The black wrought iron bench was placed in the only spot in the park that was never shaded. A fine way to ensure it isn’t overly stressed by the weight of people whose primary exercise is watching others jog. Its placement, however, didn’t deter the birds from decorating it with white polka dots during the spring and fall, and lovely purple ones at the height of summer when the mulberry trees were in full fruit.
Every Thursday Joanne took her brown bag lunch to the park and sat on the stone wall by the brook, watching as the pigeons pecked their way along the path around the lake. Every time a child or jogger whizzed toward the pigeons they flitted off in a panic, eyes wide and wings aflutter. Something about those retarded birds reminded her of her cousin, who panicked in the face of every threat, real or perceived. Sophie had been flighty as a child, but as an adult, she had become unbearable.

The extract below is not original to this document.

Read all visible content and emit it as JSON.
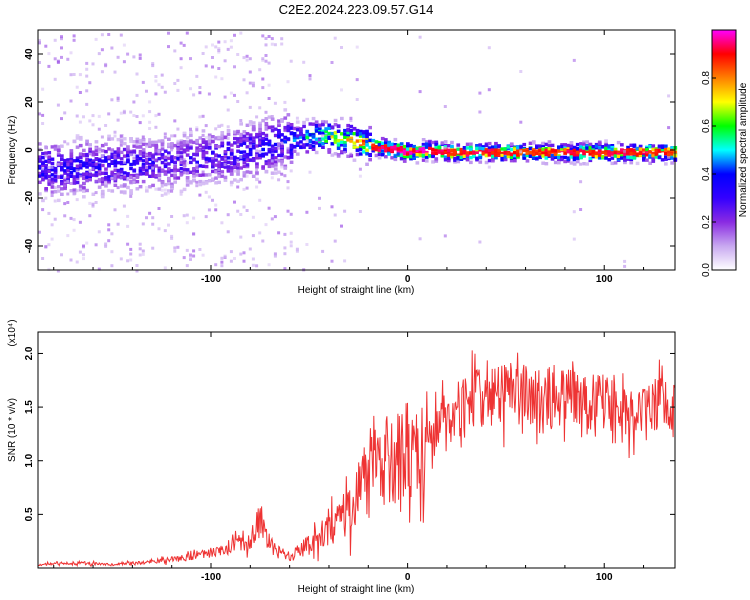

As children, Joanne had returned to her grandmother’s house one day without Sophie, although the two had left together.
“Where is Sophie?” Grandmother asked while pitting cherries for pie. Joanne shrugged her shoulders and wandered out pet the dog on the front porch.
An hour later, Sophie returned, sweat stains on her shirt, breathing heavily, missing a shoe.
“Lordy mercy! What on earth happened to you?”
Sophie looked her grandmother in the eye and said “Joanne is evil!”
“Oh honey. Now what happened?”
“We were walking home from the Dairy Queen with our ice cream cones, and the dog on Fourth Street started after us – he’d broken his chain".”
“Oh for Pete’s sake, I’m going to give Mary Kate and piece of my mind..”
“And the only way I could get away from him was to climb the stop sign at the corner!”
“I climbed up the stop sign. I sat up on top of it while that durned dog barked at me forever, and Joanne just laughed and pointed and then strolled home!”
As funny as it had been to watch Sophie stranded in an apoplectic fit on top of that stop sign, it hadn’t been worth the caning Joanne had received that evening. Somehow, everything that didn’t go Sophie’s way had been Joanne’s fault. Joanne had just accepted that she was somehow consigned to bear the responsibility for Sophie’s unhappiness. She listened to Sophie whine, accepted blame from others when things went wrong, and even allowed herself into being intimidated into foolish schemes that Sophie insisted were the best idea since sliced bread.
Until the day that Sophie called Joanne to complain bitterly about her father, who’d had the gall to require surgery the Friday before she and her husband were planning to leave on vacation.
“Sophie, I don’t want to hear it. You should be kissing his ever-lovin’ ass for all the things he has done for you. If it weren’t for him you’d be a drug addict living out your last days on the mean streets of Chicago, finally resting in the morgue tagged as Jane Doe. He has bailed you out of jail, sat by your hospital bed while you recovered from that horrid accident, and given you part ownership of his business, even though you’ve never shown an ounce of common sense!”
Sophie had flitted off, eyes wide, wings aflutter. And Grandmother had asked Joanne “What did you do?!?”